Ian Adams was not one of those children who grew up not knowing what they wanted to do. "I dreamed of being a racing driver from primary school," said Ian. "I left the minute I was old enough and went to (trade) college." That took up the next five years of his life as he (concurrently) did panel beating, spray painting, motor body building and bike mechanics, graduating with all certificates. When not in college, he worked in his father’s garage, but when he was 21 he opened his own business. "I’ve been self employed ever since," said Ian.

Now Ian just had to go motor racing, his boyhood dream. There was only one problem - his religion. He had been brought up by his Seventh Day Adventist parents and followed them into that religion. A cornerstone in that faith is the fact that Saturday from sun up to sun down is set aside as the Lord’s day, not a time for personal pursuits. The problem arising was the fact that ‘Qualifying’ for the starting positions of all Sunday motor racing takes place during the day on Saturday. If a driver does not run in Qualifying, then he starts at the rear of the field on Sunday - a huge disadvantage.

Ian was caught between a rock and a hard place! Turn his back on his faith and realise his true potential on the race track, or stick with it and be forced to start at the back for the rest of his circuit racing career. The career he had dreamed of since he was six years old!

Like any engineer he decided to look deeply into the problem, and studied the tenets of the religion. "If I found a loophole, I was out," said Ian. He did not find that loophole, and in fact his study reinforced his faith. Ian Adams became the racer from the back of the field, fighting his way towards the front every Sunday.

He tried his hand at all categories, even running Formula 1 at the Australian Grands Prix of 1978-80. However, he was having a few health problems and looked like failing the medical for circuit racing (he diluted his urine with apple cider to make it look less cloudy), but then he found that speedway did not have rigorous medicals, so he became a dirt track racer as these events are held on Saturday - after the sun goes down!

He was again very successful, racing on dirt. "I was racing every weekend for 30 years." I asked Ian why did he not compete overseas. "Never had the time. Why go overseas when you can’t get to all the circuits in your own country?"

However, he did eventually go overseas, but not to race his cars or bikes. In 1990 his church was involved in building a school in northern Thailand, and Ian decided to help the effort, coming up and lending a hand. This resulted in more trips and eventually in 1995 he moved here permanently to work with the International Children’s Care (ICC) group. ICC is in 27 countries, Thailand is just one of the many, but Ian liked this country. "I could handle this," said Ian. "I love kids. Who looks after kids? My job is to make sure the money is spent wisely."

Here in the north, he oversees four houses in Mae Tang, with foster parents looking after hordes of children. He also goes to refugee camps and even into Burma. "I watch every cent, because charity’s got a bad name," said Ian simply. Unfortunately there have been those who have taken advantage of the charity dollar. Ian Adams is not one of them.
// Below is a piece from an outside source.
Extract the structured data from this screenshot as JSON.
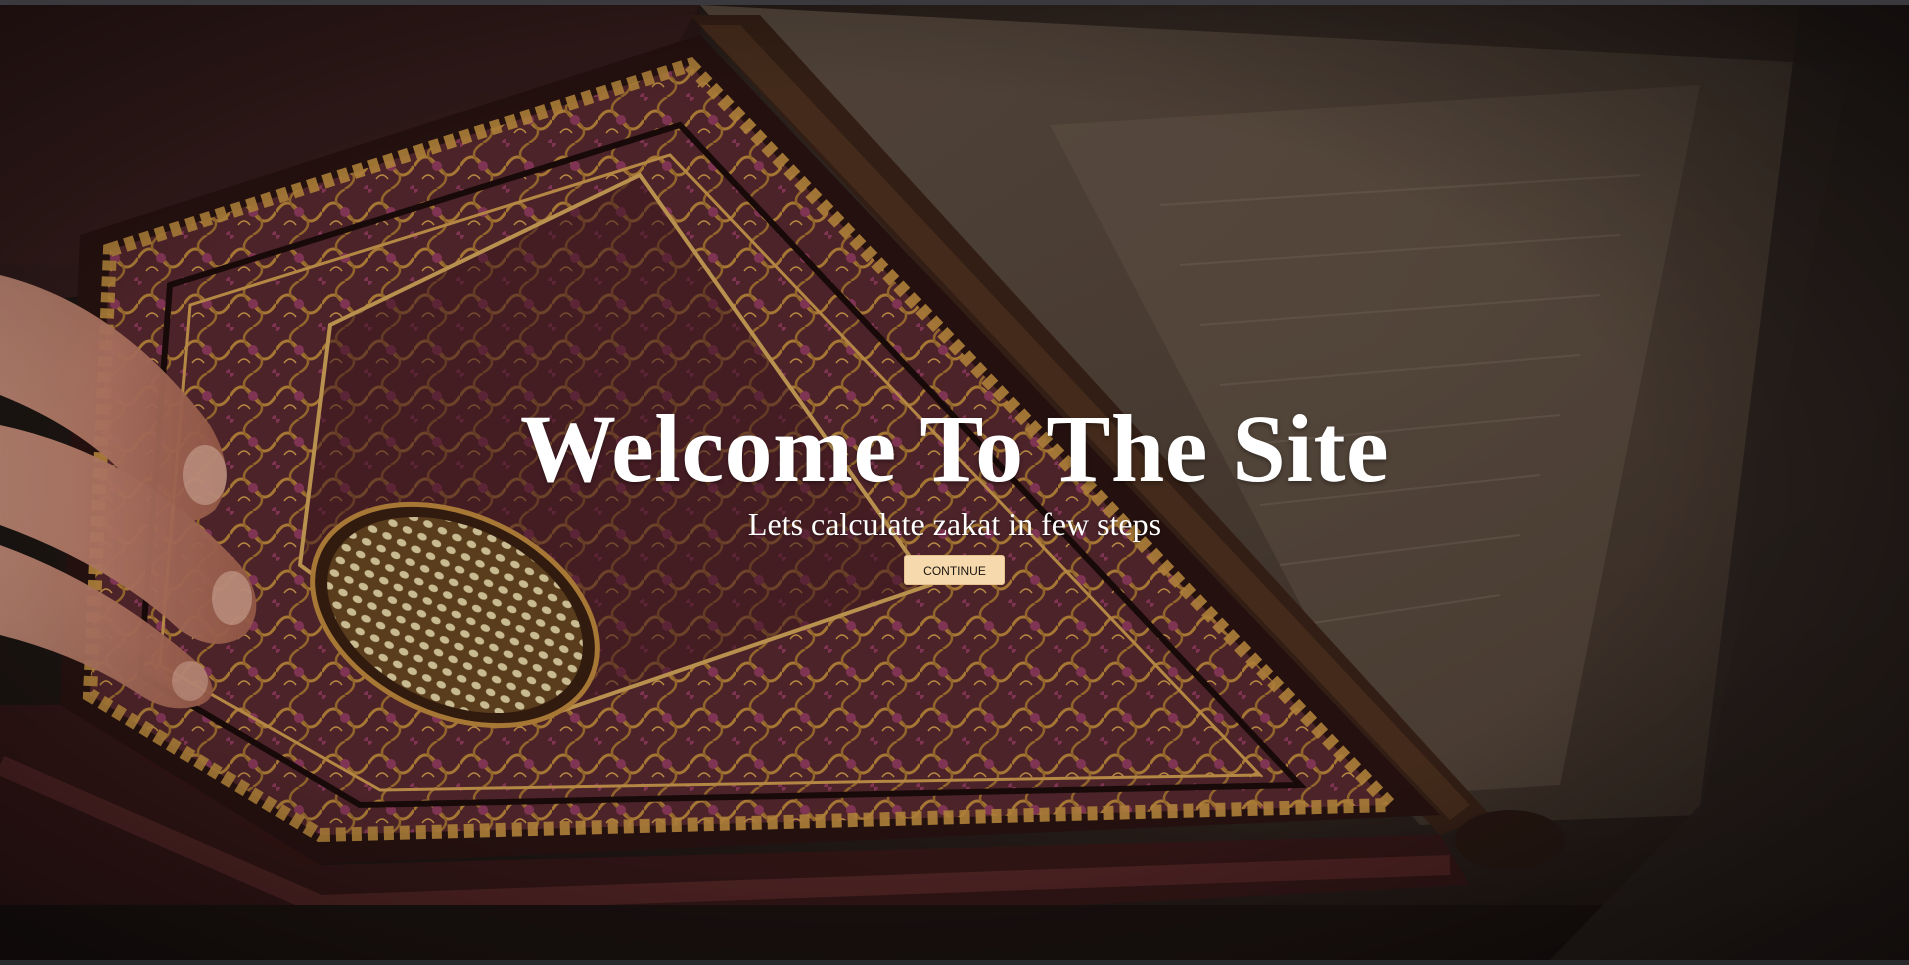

In Australia, Ian still has his workshop and goes back for two months every year. There, a collection of other people’s racing cars, classic cars and bikes all wait for him to weave his special magic over them. "That gives me enough money to come back here and live for the other ten months."

Ian Adams has gone from running in the Formula 1 Grand Prix to running in the Chiang Mai traffic light Grand Prix, but this is not a decision that he regrets - other than on Saturday nights when he imagines he can smell the methanol fumes, and hear the sound of healthy race engines at full bellow at the speedway. Motorsport is something that runs in the blood, and no end of purging will get it out. Just ask Ian Adams (or me!).

At one stage in the interview Ian described himself as always being a square peg in a round hole. I think he might have just found his square hole right here in Chiang Mai.